Can You Live With One Collapsed Lung?

The human body possesses remarkable resilience. A collapsed lung, medically known as a pneumothorax, occurs when air leaks into the space between the lung and the chest wall, applying pressure that causes the lung to deflate. While this is a serious medical emergency, the condition is treatable, and the prognosis for a full recovery is generally favorable. The central question is how the body copes with the sudden loss of function and what long-term adjustments are necessary to maintain a normal, active life.

Understanding Pneumothorax

A pneumothorax happens when air accumulates in the pleural space, the narrow area situated between the lung’s outer surface and the inner wall of the chest cavity. This air buildup creates positive pressure that prevents the lung from fully expanding during inhalation. The severity of symptoms often correlates directly with the size of the air leak and the degree of lung collapse.

The causes of a pneumothorax fall into three main categories: spontaneous, traumatic, and tension. A primary spontaneous pneumothorax often occurs without an obvious trigger in otherwise healthy, typically tall and thin young adults, sometimes due to the rupture of small air sacs called blebs. A secondary spontaneous pneumothorax occurs in people with underlying lung diseases, such as chronic obstructive pulmonary disease (COPD) or cystic fibrosis.

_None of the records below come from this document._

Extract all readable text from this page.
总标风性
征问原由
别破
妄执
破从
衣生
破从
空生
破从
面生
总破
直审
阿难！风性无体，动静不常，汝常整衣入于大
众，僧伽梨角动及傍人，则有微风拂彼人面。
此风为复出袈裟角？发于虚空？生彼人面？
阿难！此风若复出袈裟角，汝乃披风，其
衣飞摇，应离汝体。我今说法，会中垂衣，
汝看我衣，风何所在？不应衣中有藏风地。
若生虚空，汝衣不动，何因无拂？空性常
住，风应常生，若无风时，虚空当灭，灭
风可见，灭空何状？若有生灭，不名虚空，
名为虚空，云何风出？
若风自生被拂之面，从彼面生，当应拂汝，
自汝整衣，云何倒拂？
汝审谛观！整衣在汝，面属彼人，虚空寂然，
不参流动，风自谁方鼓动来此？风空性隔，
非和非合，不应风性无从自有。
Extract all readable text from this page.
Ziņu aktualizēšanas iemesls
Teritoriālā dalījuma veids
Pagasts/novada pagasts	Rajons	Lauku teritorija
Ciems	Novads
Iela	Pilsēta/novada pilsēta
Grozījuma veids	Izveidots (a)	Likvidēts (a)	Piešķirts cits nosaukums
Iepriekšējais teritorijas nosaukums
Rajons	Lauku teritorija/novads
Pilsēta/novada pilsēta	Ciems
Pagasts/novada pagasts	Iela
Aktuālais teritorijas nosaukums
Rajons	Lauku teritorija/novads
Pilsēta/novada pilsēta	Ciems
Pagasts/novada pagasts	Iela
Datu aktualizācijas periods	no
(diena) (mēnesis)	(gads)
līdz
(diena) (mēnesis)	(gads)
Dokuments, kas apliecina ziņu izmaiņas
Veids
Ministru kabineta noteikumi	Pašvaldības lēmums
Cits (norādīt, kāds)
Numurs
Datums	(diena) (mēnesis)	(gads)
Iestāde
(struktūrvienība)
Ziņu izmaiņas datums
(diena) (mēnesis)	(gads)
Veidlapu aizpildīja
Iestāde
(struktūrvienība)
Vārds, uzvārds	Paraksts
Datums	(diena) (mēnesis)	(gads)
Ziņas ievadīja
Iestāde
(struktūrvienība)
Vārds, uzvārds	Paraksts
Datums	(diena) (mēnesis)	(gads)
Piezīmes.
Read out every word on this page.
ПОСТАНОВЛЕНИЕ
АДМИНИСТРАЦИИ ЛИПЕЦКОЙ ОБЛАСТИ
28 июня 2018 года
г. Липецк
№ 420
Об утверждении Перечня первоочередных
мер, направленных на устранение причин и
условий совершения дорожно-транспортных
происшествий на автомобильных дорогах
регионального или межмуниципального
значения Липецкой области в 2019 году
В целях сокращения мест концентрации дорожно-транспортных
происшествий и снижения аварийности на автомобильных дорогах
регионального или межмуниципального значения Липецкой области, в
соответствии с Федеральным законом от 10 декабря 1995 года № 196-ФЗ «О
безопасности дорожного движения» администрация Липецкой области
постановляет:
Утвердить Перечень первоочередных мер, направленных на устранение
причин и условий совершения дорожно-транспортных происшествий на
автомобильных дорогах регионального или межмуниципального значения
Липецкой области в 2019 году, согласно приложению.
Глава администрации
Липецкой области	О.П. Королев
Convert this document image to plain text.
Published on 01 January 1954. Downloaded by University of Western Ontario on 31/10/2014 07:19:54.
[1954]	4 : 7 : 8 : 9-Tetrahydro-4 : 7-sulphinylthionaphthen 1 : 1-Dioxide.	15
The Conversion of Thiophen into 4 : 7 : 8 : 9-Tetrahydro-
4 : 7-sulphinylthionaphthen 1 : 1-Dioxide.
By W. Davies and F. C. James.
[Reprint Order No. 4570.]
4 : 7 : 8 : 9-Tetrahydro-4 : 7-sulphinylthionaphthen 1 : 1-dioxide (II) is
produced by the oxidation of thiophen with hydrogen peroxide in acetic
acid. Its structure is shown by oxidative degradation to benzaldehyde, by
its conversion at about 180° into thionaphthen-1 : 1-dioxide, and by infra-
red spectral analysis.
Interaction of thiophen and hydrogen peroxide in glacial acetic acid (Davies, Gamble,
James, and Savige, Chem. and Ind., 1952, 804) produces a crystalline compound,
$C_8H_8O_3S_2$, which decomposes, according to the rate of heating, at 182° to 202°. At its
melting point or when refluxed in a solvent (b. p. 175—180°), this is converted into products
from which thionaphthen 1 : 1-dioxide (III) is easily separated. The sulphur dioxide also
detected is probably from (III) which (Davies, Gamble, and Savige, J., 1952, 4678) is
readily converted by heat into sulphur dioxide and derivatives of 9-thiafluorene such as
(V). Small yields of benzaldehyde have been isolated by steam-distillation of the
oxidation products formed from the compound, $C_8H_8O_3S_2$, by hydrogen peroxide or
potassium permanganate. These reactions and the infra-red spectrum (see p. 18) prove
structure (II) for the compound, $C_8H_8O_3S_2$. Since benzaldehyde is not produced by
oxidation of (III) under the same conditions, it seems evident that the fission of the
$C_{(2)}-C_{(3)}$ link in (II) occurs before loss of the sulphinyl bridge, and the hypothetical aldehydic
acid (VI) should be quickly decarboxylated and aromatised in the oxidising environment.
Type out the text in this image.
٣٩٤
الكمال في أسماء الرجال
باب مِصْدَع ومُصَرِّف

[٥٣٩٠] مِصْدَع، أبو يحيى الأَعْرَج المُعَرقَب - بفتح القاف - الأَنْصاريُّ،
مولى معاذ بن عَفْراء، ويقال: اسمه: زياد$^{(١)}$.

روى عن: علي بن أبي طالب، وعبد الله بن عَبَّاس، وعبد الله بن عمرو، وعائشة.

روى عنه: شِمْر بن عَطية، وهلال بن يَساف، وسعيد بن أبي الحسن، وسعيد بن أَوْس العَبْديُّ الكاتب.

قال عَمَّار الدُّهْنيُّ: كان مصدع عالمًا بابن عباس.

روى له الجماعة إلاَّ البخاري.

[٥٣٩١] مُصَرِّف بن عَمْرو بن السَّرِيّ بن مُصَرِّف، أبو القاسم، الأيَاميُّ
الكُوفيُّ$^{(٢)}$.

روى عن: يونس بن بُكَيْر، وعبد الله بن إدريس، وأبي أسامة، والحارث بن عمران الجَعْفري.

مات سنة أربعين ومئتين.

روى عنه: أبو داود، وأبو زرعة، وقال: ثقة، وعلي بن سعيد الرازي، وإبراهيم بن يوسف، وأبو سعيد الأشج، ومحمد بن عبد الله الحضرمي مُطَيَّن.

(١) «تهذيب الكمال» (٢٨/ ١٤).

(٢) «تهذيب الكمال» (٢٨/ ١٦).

Traumatic pneumothorax results from an injury to the chest, such as a fractured rib or a penetrating wound, which allows air to enter the pleural space. Immediate symptoms common to all types include a sudden, sharp chest pain on one side, which often worsens with a deep breath or cough, and shortness of breath. A particularly dangerous form, the tension pneumothorax, occurs when air enters the chest cavity but cannot escape, causing pressure to build rapidly. This pressure compresses the heart and the other lung, which can quickly lead to shock and be fatal without immediate treatment.

Immediate Medical Resolution

The primary goal of immediate medical intervention is to relieve the pressure and allow the lung to re-inflate fully. For a very small pneumothorax, especially in a stable patient, doctors may choose simple observation and rest, as the body can often reabsorb the excess air over several days or weeks. Supplemental oxygen therapy is routinely given to hasten the reabsorption process.

Larger collapses require a procedure to actively remove the trapped air from the pleural space. This may involve a needle aspiration, where a thin, hollow needle is inserted between the ribs to withdraw the air with a syringe. For more significant air leaks or a large collapse, a chest tube is inserted into the chest cavity and connected to a one-way drainage system to continuously remove air until the lung has completely re-expanded and the leak has sealed.

If the air leak persists or if the patient experiences recurrent pneumothoraces, a surgical procedure may be performed to prevent future episodes. These procedures often involve pleurodesis, a process that intentionally creates scar tissue to make the lung surface stick to the chest wall, eliminating the space where air can collect. Minimally invasive techniques, such as Video-Assisted Thoracoscopic Surgery (VATS), are commonly used to perform the repair, which may include stapling the leaking air sacs and performing the pleurodesis.

Life with Reduced Respiratory Capacity

For the vast majority of patients who experience a pneumothorax, the lung is successfully re-inflated and they return to a normal life with no lasting functional limitations. The lung tissue heals, and the body’s respiratory capacity is completely restored. However, the question of living with significantly reduced capacity is best addressed by considering the outcome of a pneumonectomy, the surgical removal of an entire lung, which provides a clearer picture of single-lung viability.

A person can live a functionally normal life with only one lung, but they will experience a permanent reduction in their maximum respiratory capacity. The remaining lung compensates for the loss in two primary ways: it increases its efficiency and undergoes compensatory hyperinflation, expanding to partially fill the space left by the removed lung. This adaptation is aided by the shifting of the mediastinum, the structure containing the heart and major blood vessels, toward the empty side of the chest.

While the remaining lung works harder and its tissue expands, the total gas-exchange surface area is still significantly reduced compared to two healthy lungs. At rest, oxygen levels usually remain normal because the remaining lung is capable of handling the body’s basic metabolic demands. However, during strenuous exercise or high-altitude activities, individuals will experience shortness of breath and fatigue sooner than they did previously. The forced expiratory volume in one second (FEV1), a measure of lung function, is expected to decrease, but often by less than the theoretical 50% loss, demonstrating the compensatory effect of the single lung.